During the deposition, a court reporter records what the witnesses and attorneys speak,   The resulting transcript can then be obtained by the parties. Some depositions are also videotaped. The person videotaping the deposition is called a videographer. 

During the deposition, a witness must truthfully answer questions asked of them. After the attorney for one side completes their deposition of the other party, the other party’s attorney may then ask their client questions. These questions serve as “follow-up” or “clarifying” questions. If necessary, the other attorney may then ask “redirect” questions – questions relating to the follow-up or clarifying questions. The attorneys for the parties may choose to have a “break’ in the deposition, to obtain lunch or to prevent questioning for a long period of time. 

What Things Should I Do If I’m in a Deposition?

During a deposition, an attorney may ask a witness the question does not know the answer to.
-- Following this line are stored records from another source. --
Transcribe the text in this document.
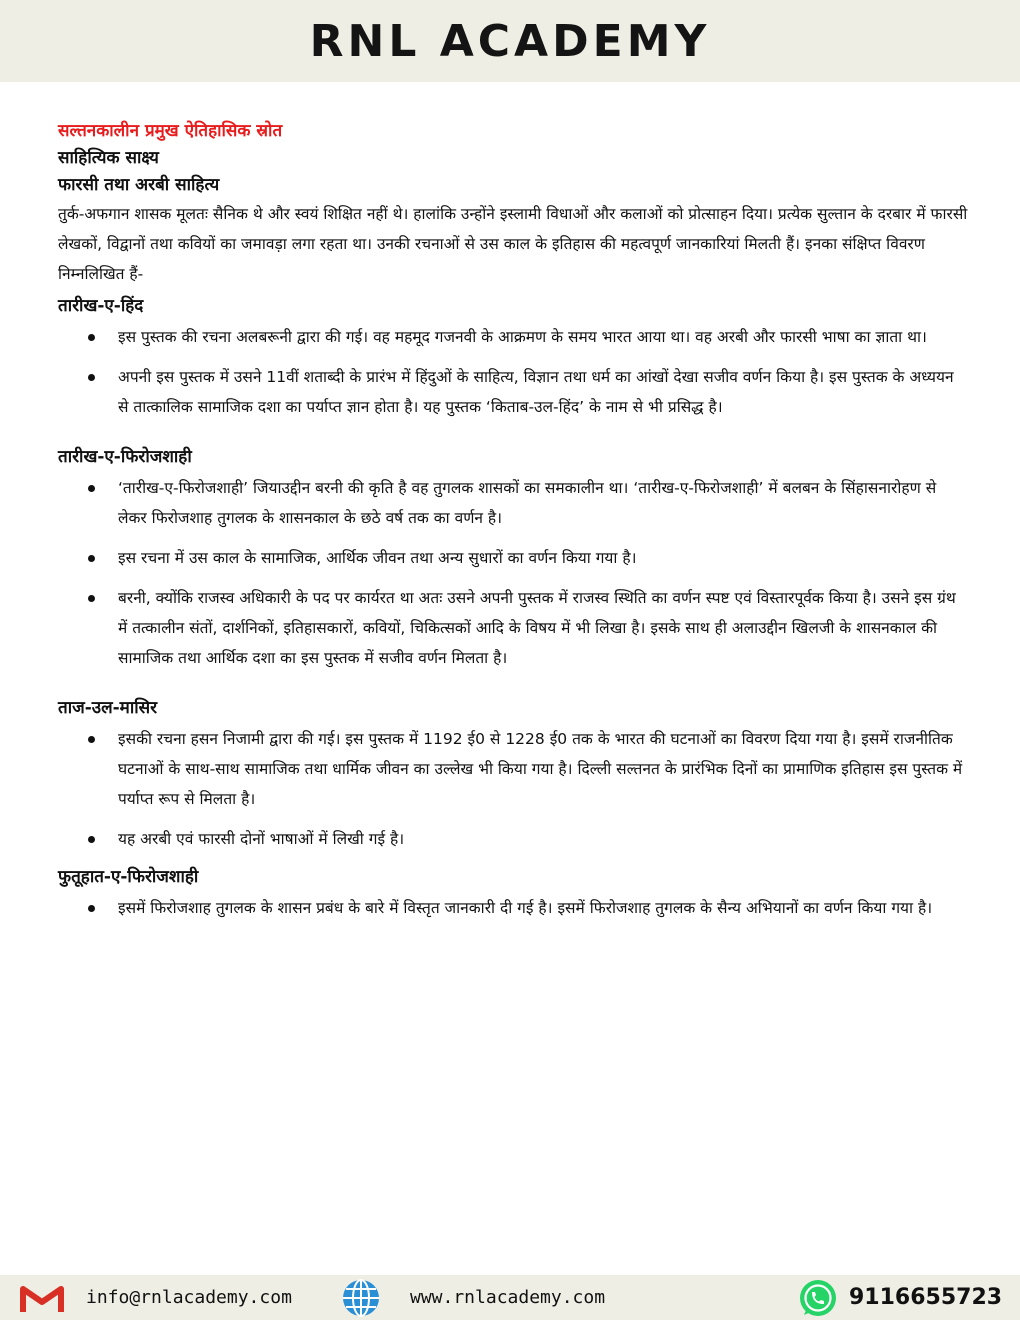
RNL ACADEMY
सल्तनकालीन प्रमुख ऐतिहासिक स्रोत
साहित्यिक साक्ष्य
फारसी तथा अरबी साहित्य

तुर्क-अफगान शासक मूलतः सैनिक थे और स्वयं शिक्षित नहीं थे। हालांकि उन्होंने इस्लामी विधाओं और कलाओं को प्रोत्साहन दिया। प्रत्येक सुल्तान के दरबार में फारसी लेखकों, विद्वानों तथा कवियों का जमावड़ा लगा रहता था। उनकी रचनाओं से उस काल के इतिहास की महत्वपूर्ण जानकारियां मिलती हैं। इनका संक्षिप्त विवरण निम्नलिखित हैं-

तारीख-ए-हिंद
इस पुस्तक की रचना अलबरूनी द्वारा की गई। वह महमूद गजनवी के आक्रमण के समय भारत आया था। वह अरबी और फारसी भाषा का ज्ञाता था।
अपनी इस पुस्तक में उसने 11वीं शताब्दी के प्रारंभ में हिंदुओं के साहित्य, विज्ञान तथा धर्म का आंखों देखा सजीव वर्णन किया है। इस पुस्तक के अध्ययन से तात्कालिक सामाजिक दशा का पर्याप्त ज्ञान होता है। यह पुस्तक ‘किताब-उल-हिंद’ के नाम से भी प्रसिद्ध है।
तारीख-ए-फिरोजशाही
‘तारीख-ए-फिरोजशाही’ जियाउद्दीन बरनी की कृति है वह तुगलक शासकों का समकालीन था। ‘तारीख-ए-फिरोजशाही’ में बलबन के सिंहासनारोहण से लेकर फिरोजशाह तुगलक के शासनकाल के छठे वर्ष तक का वर्णन है।
इस रचना में उस काल के सामाजिक, आर्थिक जीवन तथा अन्य सुधारों का वर्णन किया गया है।
बरनी, क्योंकि राजस्व अधिकारी के पद पर कार्यरत था अतः उसने अपनी पुस्तक में राजस्व स्थिति का वर्णन स्पष्ट एवं विस्तारपूर्वक किया है। उसने इस ग्रंथ में तत्कालीन संतों, दार्शनिकों, इतिहासकारों, कवियों, चिकित्सकों आदि के विषय में भी लिखा है। इसके साथ ही अलाउद्दीन खिलजी के शासनकाल की सामाजिक तथा आर्थिक दशा का इस पुस्तक में सजीव वर्णन मिलता है।
ताज-उल-मासिर
इसकी रचना हसन निजामी द्वारा की गई। इस पुस्तक में 1192 ई0 से 1228 ई0 तक के भारत की घटनाओं का विवरण दिया गया है। इसमें राजनीतिक घटनाओं के साथ-साथ सामाजिक तथा धार्मिक जीवन का उल्लेख भी किया गया है। दिल्ली सल्तनत के प्रारंभिक दिनों का प्रामाणिक इतिहास इस पुस्तक में पर्याप्त रूप से मिलता है।
यह अरबी एवं फारसी दोनों भाषाओं में लिखी गई है।
फुतूहात-ए-फिरोजशाही
इसमें फिरोजशाह तुगलक के शासन प्रबंध के बारे में विस्तृत जानकारी दी गई है। इसमें फिरोजशाह तुगलक के सैन्य अभियानों का वर्णन किया गया है।
info@rnlacademy.com	www.rnlacademy.com	9116655723
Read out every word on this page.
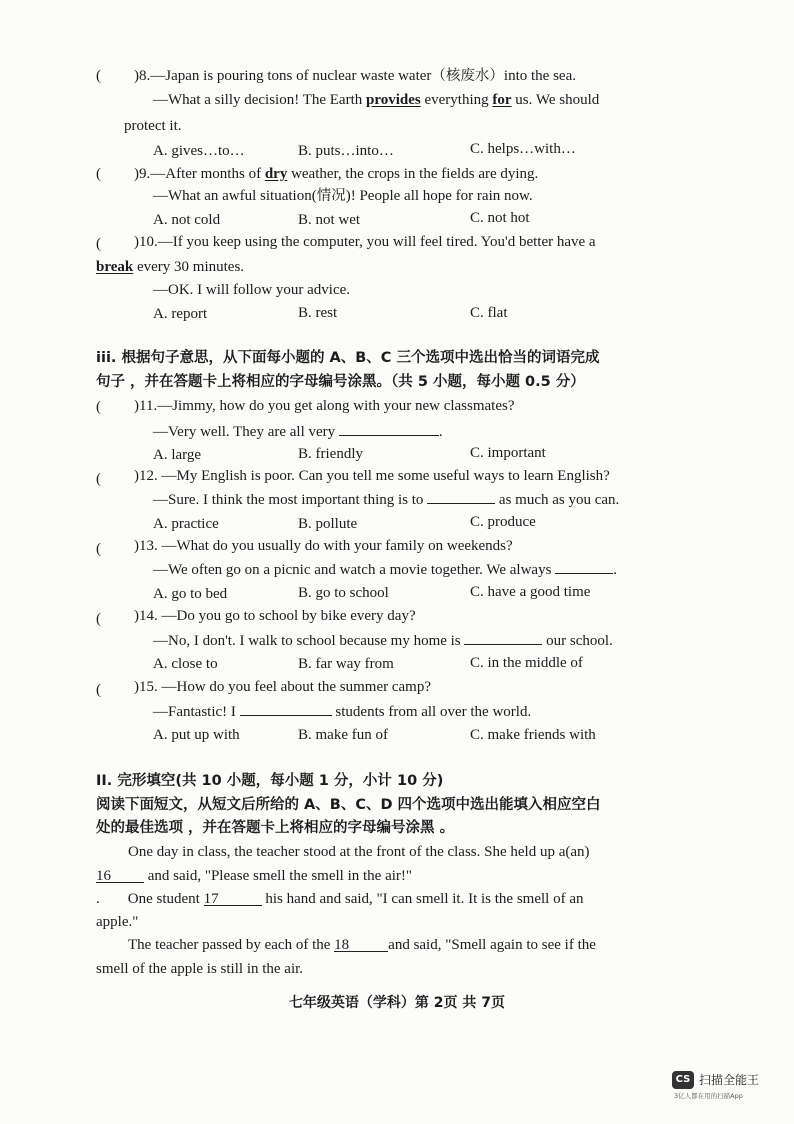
( )8.—Japan is pouring tons of nuclear waste water（核废水）into the sea.
—What a silly decision! The Earth provides everything for us. We should
protect it.
A. gives…to…	B. puts…into…	C. helps…with…
( )9.—After months of dry weather, the crops in the fields are dying.
—What an awful situation(情况)! People all hope for rain now.
A. not cold	B. not wet	C. not hot
( )10.—If you keep using the computer, you will feel tired. You'd better have a
break every 30 minutes.
—OK. I will follow your advice.
A. report	B. rest	C. flat
iii. 根据句子意思，从下面每小题的 A、B、C 三个选项中选出恰当的词语完成
句子 ，并在答题卡上将相应的字母编号涂黑。（共 5 小题，每小题 0.5 分）
( )11.—Jimmy, how do you get along with your new classmates?
—Very well. They are all very	.
A. large	B. friendly	C. important
( )12. —My English is poor. Can you tell me some useful ways to learn English?
—Sure. I think the most important thing is to	as much as you can.
A. practice	B. pollute	C. produce
( )13. —What do you usually do with your family on weekends?
—We often go on a picnic and watch a movie together. We always	.
A. go to bed	B. go to school	C. have a good time
( )14. —Do you go to school by bike every day?
—No, I don't. I walk to school because my home is	our school.
A. close to	B. far way from	C. in the middle of
( )15. —How do you feel about the summer camp?
—Fantastic! I	students from all over the world.
A. put up with	B. make fun of	C. make friends with
II. 完形填空(共 10 小题，每小题 1 分，小计 10 分)
阅读下面短文，从短文后所给的 A、B、C、D 四个选项中选出能填入相应空白
处的最佳选项 ，并在答题卡上将相应的字母编号涂黑 。
One day in class, the teacher stood at the front of the class. She held up a(an)
16 and said, "Please smell the smell in the air!"
. One student 17	his hand and said, "I can smell it. It is the smell of an
apple."
The teacher passed by each of the 18	and said, "Smell again to see if the
smell of the apple is still in the air.
七年级英语（学科）第 2页 共 7页
CS 扫描全能王
3亿人都在用的扫描App
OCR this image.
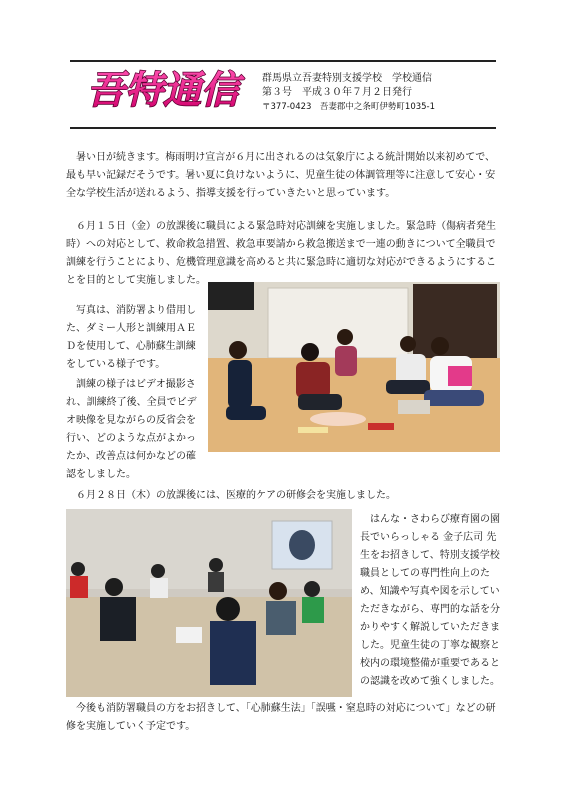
吾特通信	群馬県立吾妻特別支援学校　学校通信
第３号　平成３０年７月２日発行
〒377-0423　吾妻郡中之条町伊勢町1035-1

　暑い日が続きます。梅雨明け宣言が６月に出されるのは気象庁による統計開始以来初めてで、最も早い記録だそうです。暑い夏に負けないように、児童生徒の体調管理等に注意して安心・安全な学校生活が送れるよう、指導支援を行っていきたいと思っています。

　６月１５日（金）の放課後に職員による緊急時対応訓練を実施しました。緊急時（傷病者発生時）への対応として、救命救急措置、救急車要請から救急搬送まで一連の動きについて全職員で訓練を行うことにより、危機管理意識を高めると共に緊急時に適切な対応ができるようにすることを目的として実施しました。

　写真は、消防署より借用した、ダミー人形と訓練用ＡＥＤを使用して、心肺蘇生訓練をしている様子です。

　訓練の様子はビデオ撮影され、訓練終了後、全員でビデオ映像を見ながらの反省会を行い、どのような点がよかったか、改善点は何かなどの確認をしました。

　６月２８日（木）の放課後には、医療的ケアの研修会を実施しました。

　はんな・さわらび療育園の園長でいらっしゃる 金子広司 先生をお招きして、特別支援学校職員としての専門性向上のため、知識や写真や図を示していただきながら、専門的な話を分かりやすく解説していただきました。児童生徒の丁寧な観察と校内の環境整備が重要であるとの認識を改めて強くしました。

　今後も消防署職員の方をお招きして、「心肺蘇生法」「誤嚥・窒息時の対応について」などの研修を実施していく予定です。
If a witness does not know the answer, or can only guess, the witness should respond to that effect. The witness may also be asked a series of basic questions about themselves, including whether they have been involved in prior legal proceedings, have a criminal record, or are taking any prescription medications on the day of the deposition. 

Witnesses should answer these questions truthfully, to the best of their ability. A witness should not argue with an attorney asking a question. If a witness needs to take a short break to discuss a particular question with their attorney, the witness may ask to do so. Witnesses must be prepared to answer questions for a potential period of several hours. 

During this time, the attorneys may object to the form of each others’ questions. Questions that suggest or lead a witness to an answer, or that imply a fact that has not been established, can serve as the basis of an objection. While the attorneys are speaking to each other, the witness should not be speaking. The witness should answer the questions being asked of them,and only those questions.

To prepare for deposition, a witness can review documentation related to their claim. A witness can prepare for deposition through their attorney’s assistance. The attorney can discuss what questions are likely to be asked, and the attorney can “practice” the witness’s answer with the witness. The attorney may not “coach” the witness, either before the deposition or during it.To “coach” a witness is to tell a witness how to answer a question before the witness has had an opportunity to speak. A witness’s answer must be the product of their own thinking. The answer cannot be the product of the attorney’s influence.

What Should I Not Say and Do If I’m in a Deposition?

A person who is being deposed should not volunteer information. Nor should the witness tell the attorney asking the questions that the attorney can find “additional information” by consulting a document, diary, etc. The attorney is responsible for asking questions, and for obtaining answers. Witnesses should not become argumentative with the other side’s attorney. If a witness does not understand a question, or cannot hear the other attorney, the witness should let the attorney know. That way, the question can be rephrased or repeated, allowing the witness to answer. 

Refusing a deposition is typically not permitted. A witness receives notice that their deposition will be taken through a document called a Notice of Deposition.This document contains information about the location, date,and time of the deposition. If the Notice of Documentation has been served in accordance with the law, the witness must attend. Sometimes, a witness may be unable to attend due to unavailability. If this is the case, the witness can attempt to reschedule the deposition. If a witness fails to attend a deposition, the other side can obtain an order from the judge requiring attendance. 

Do I Need an Attorney for My Deposition?

If you have been injured through someone’s negligence, you should consult a personal injury attorney. An experienced personal injury attorney can review the facts of your case. The attorney can represent you at the deposition, and at trial.